I read an article the other day that points to an overlooked cause of manufacturing’s skilled workforce challenge.

The Wall Street Journal article, “Many Shale Companies Are Unable to Ramp up Oil Output,” speaks to the challenges faced by oil companies that find themselves unable to restart production now that the oil industry has begun to turn positive.

One reason? They won’t be able to quickly find and hire the skilled workers they’ll need.

Sounds simple enough: Isn’t that a common theme among manufacturers?

But here’s the rub. These same companies, according to the report, “laid off 110,000 people in the past year, Evercore ISI analysts estimate, and many of those workers have no plans to return to the industry.”

Further, it notes that “A recent survey by Hays PLC found that 72% of laid-off oil and gas workers around the world are looking for jobs in other industries.”

One company is quoted as saying that it had cut its workforce more than 40% and estimated that “only one in five laid-off workers will return, taking with them the expertise they developed …” [italics added].

The CEO is quoted: “We lost a lot of good people. They won’t be back.”

Is anyone surprised?

Why, pray tell, would someone invest time and training, then years of their careers building knowledge, skills and experience working in an industry that has a reputation of treating its workforce as costs to be cut?"

Why, pray tell, would someone invest time and training, then years of their careers building knowledge, skills and experience working in an industry that has a reputation of treating its workforce as costs to be cut?

Why would any millennial be attracted to such a career?

I remind you of a survey conducted by the Manufacturing Institute and Deloitte, which was designed to gauge Americans perspectives on the U.S. manufacturing industry, relative to other industries. One finding:

“While 84% of respondents rank job security and stability as very important or important job selection criteria, 75% strongly agree or agree with the statement, "manufacturing jobs are the first to be moved to other countries" and 41% strongly agree or agree with the statement, "U.S. manufacturing jobs are stable and provide job security relative to other industries."

Granted, the oil industry, with its boom-and-bust reputation, is an extreme example. But other manufacturers facing similar business cycles should pay attention.

One company, Schlumberger, the report notes, has tried to “head off what some see as a looming brain drain,” by placing “1,700 of its young engineers with two or three years of experience...on extended leave—receiving some elements of salaries and benefits, but not costing the company until they are needed again.”

Implementing strategies to stabilize employment is not a new idea, though certainly not widespread in manufacturing. Toyota Motor Corp. (IW1000/8) is perhaps the most widely recognized as a company dedicated to prioritizing long-term employment security for its employees.

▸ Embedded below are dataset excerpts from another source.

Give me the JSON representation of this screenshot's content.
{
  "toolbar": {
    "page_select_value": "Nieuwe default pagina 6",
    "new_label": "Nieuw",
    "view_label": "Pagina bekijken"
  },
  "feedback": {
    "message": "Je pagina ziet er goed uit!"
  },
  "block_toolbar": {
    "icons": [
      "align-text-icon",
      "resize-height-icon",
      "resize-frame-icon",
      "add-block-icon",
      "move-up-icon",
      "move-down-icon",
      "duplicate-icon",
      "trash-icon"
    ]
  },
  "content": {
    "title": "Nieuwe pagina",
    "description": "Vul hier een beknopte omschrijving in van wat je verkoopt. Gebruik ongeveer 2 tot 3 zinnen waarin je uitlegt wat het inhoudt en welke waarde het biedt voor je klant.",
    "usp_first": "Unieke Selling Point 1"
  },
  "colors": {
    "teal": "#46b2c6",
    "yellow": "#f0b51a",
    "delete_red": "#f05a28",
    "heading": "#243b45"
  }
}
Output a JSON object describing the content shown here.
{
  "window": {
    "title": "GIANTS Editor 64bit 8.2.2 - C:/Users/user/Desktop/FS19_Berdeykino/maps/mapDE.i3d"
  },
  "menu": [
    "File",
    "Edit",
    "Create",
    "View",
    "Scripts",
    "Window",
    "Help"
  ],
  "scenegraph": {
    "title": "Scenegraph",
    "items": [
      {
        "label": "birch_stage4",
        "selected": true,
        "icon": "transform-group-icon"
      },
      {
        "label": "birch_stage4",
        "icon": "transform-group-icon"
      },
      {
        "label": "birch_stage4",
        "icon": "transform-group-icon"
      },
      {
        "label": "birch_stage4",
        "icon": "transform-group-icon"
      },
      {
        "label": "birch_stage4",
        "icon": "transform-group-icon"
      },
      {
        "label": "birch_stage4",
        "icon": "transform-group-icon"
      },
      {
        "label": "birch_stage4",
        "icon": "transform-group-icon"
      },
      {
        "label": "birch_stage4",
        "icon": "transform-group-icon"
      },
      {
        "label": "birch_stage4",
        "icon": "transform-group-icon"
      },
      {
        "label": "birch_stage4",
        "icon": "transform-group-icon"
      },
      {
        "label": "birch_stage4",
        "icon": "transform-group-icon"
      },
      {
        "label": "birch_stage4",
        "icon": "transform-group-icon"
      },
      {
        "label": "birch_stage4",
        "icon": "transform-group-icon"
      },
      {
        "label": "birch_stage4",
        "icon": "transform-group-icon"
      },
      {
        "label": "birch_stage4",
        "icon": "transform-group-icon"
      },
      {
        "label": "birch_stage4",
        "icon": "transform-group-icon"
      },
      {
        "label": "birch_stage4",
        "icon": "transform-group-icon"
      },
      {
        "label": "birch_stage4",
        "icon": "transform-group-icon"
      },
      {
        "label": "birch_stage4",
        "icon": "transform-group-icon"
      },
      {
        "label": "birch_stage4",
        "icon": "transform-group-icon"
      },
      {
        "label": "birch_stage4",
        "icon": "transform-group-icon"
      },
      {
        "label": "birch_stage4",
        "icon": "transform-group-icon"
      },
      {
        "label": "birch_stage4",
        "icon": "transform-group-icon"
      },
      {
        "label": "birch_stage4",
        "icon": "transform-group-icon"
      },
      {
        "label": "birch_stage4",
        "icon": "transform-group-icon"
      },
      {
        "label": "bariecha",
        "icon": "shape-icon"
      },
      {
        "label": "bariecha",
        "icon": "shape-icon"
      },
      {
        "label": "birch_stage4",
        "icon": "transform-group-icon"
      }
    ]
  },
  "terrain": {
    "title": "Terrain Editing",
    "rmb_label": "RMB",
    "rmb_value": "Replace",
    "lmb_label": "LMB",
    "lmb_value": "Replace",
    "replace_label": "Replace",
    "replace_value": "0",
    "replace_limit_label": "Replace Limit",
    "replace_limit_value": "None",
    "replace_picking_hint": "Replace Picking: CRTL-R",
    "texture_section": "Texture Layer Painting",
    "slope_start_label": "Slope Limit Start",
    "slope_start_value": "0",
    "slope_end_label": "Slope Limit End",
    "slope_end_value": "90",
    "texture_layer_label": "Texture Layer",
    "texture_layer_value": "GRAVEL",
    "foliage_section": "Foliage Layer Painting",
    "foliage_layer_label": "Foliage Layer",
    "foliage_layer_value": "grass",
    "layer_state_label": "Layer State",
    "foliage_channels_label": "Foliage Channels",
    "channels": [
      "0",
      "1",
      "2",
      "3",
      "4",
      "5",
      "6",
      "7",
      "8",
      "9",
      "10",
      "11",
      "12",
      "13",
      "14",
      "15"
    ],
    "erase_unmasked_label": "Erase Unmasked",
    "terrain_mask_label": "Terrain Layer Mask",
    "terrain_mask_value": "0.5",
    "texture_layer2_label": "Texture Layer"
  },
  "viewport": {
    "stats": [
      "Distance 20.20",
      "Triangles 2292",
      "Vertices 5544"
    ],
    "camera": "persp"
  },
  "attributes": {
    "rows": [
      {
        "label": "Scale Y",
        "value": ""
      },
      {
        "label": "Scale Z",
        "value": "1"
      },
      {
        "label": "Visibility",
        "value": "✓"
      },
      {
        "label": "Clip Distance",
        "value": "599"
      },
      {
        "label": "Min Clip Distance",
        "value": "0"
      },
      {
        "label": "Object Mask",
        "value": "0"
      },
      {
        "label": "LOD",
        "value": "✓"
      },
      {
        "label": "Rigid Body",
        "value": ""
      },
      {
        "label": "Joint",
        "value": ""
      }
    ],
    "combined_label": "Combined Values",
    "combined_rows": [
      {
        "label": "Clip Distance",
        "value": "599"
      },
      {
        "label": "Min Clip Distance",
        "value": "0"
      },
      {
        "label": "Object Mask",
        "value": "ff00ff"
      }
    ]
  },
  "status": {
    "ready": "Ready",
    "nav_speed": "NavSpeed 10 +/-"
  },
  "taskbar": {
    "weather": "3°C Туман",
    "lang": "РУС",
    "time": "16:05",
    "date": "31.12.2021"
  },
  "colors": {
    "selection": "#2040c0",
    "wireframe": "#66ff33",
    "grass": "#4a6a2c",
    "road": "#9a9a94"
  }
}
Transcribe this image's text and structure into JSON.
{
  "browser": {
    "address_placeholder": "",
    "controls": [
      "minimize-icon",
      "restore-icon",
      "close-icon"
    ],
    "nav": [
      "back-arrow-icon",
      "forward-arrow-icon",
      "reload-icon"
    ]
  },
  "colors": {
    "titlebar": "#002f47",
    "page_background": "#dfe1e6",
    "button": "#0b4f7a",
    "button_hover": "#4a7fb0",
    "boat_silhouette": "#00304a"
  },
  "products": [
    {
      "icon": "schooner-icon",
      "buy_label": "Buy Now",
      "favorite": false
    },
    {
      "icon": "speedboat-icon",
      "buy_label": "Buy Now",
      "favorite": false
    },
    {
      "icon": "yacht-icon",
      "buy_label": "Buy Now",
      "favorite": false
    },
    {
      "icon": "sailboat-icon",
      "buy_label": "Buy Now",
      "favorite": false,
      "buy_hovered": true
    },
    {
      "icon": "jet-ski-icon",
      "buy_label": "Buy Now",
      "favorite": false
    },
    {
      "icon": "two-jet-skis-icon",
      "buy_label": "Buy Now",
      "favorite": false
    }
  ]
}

During slowdowns, the company reduces production, conducts additional training and continuous improvement projects, and in some cases, provides paid time off to volunteer in the community.

Others that come to mind include Nucor Corp. (IW500/55) and Barry-Wehmiller.

I understand that this strategy alone likely will not solve manufacturing’s skilled workforce shortage. But the survey results suggest it’d be a selling point for your company. Also, it might help change manufacturing’s negative reputation as an industry that treats its employee as costs to be cut, not assets in which to invest.

Given the critical skilled workforce shortage, don’t you think it’s worth a try?